US Citizenship and Immigration Services announced Friday that it will terminate the Haitian Family Reunification Parole program and the Filipino World War II Veterans Parole program, which were designed to promote family reunification.
“Parole” programs allow certain family members of US citizens or Green Card holders to temporarily enter or remain in the United States, even if they would otherwise not be allowed entry.
The administration argues that these should be done on a “case-by-case” basis, rather than category.
The Filipino World War II program went into effect in 2016, allowing some veterans and their spouses to request certain family members be allowed into the US.
Last month, Sen. Mazie Hirono, who lobbied for the program during the Obama administration, encouraged eligible veterans last month to apply for the program, which was set to expire in June 2021.
“Facing a decades-long visa backlog, thousands of our aging Filipino World War II Veterans have been unable to reunite with their family members still living in the Philippines,” Hirono, a Hawaii Democrat, said in a statement at the time. “But thanks to the Filipino World War II Veterans Parole Program, nearly 300 families have been reunited in America.”
The Haitian program was created in 2014 to “promote family unity” and support Haiti’s long term reconstruction and development through potential remittances, according to USCIS.

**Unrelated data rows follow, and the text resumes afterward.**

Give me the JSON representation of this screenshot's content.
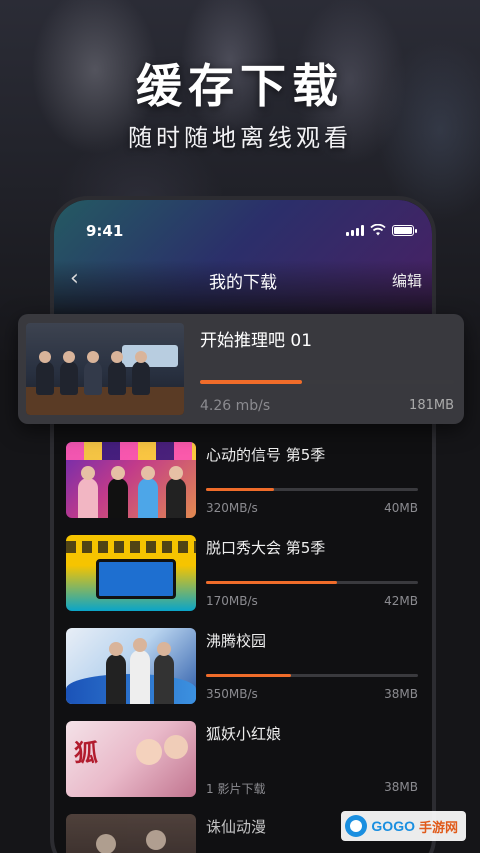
{
  "hero": {
    "title": "缓存下载",
    "subtitle": "随时随地离线观看"
  },
  "status_bar": {
    "time": "9:41"
  },
  "nav": {
    "back_icon": "chevron-left-icon",
    "title": "我的下载",
    "edit_label": "编辑"
  },
  "downloads": [
    {
      "name": "开始推理吧 01",
      "speed": "4.26 mb/s",
      "size": "181MB",
      "progress": 0.4
    },
    {
      "name": "心动的信号 第5季",
      "speed": "320MB/s",
      "size": "40MB",
      "progress": 0.32
    },
    {
      "name": "脱口秀大会 第5季",
      "speed": "170MB/s",
      "size": "42MB",
      "progress": 0.62
    },
    {
      "name": "沸腾校园",
      "speed": "350MB/s",
      "size": "38MB",
      "progress": 0.4
    },
    {
      "name": "狐妖小红娘",
      "speed": "1 影片下载",
      "size": "38MB",
      "progress": 0
    },
    {
      "name": "诛仙动漫",
      "speed": "",
      "size": "",
      "progress": 0
    }
  ],
  "colors": {
    "accent": "#f06c2a",
    "track": "#3a3a3e"
  },
  "watermark": {
    "text": "GOGO",
    "text2": "手游网"
  }
}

At the start of the program, the immigration agency estimated it would conduct approximately 5,000 Haitian program interviews a year.
The issue of parole has gotten increased attention recently, after reports that the administration was moving to scale back similar benefits that are offered to military families.
“Under these categorical parole programs, individuals have been able to skip the line and bypass the proper channels established by Congress. With the termination of these programs, these individuals will no longer be permitted to wait in the United States for their family-based green card to become available, consistent with the rules that apply to the rest of the world,” said USCIS Acting Director Ken Cuccinelli.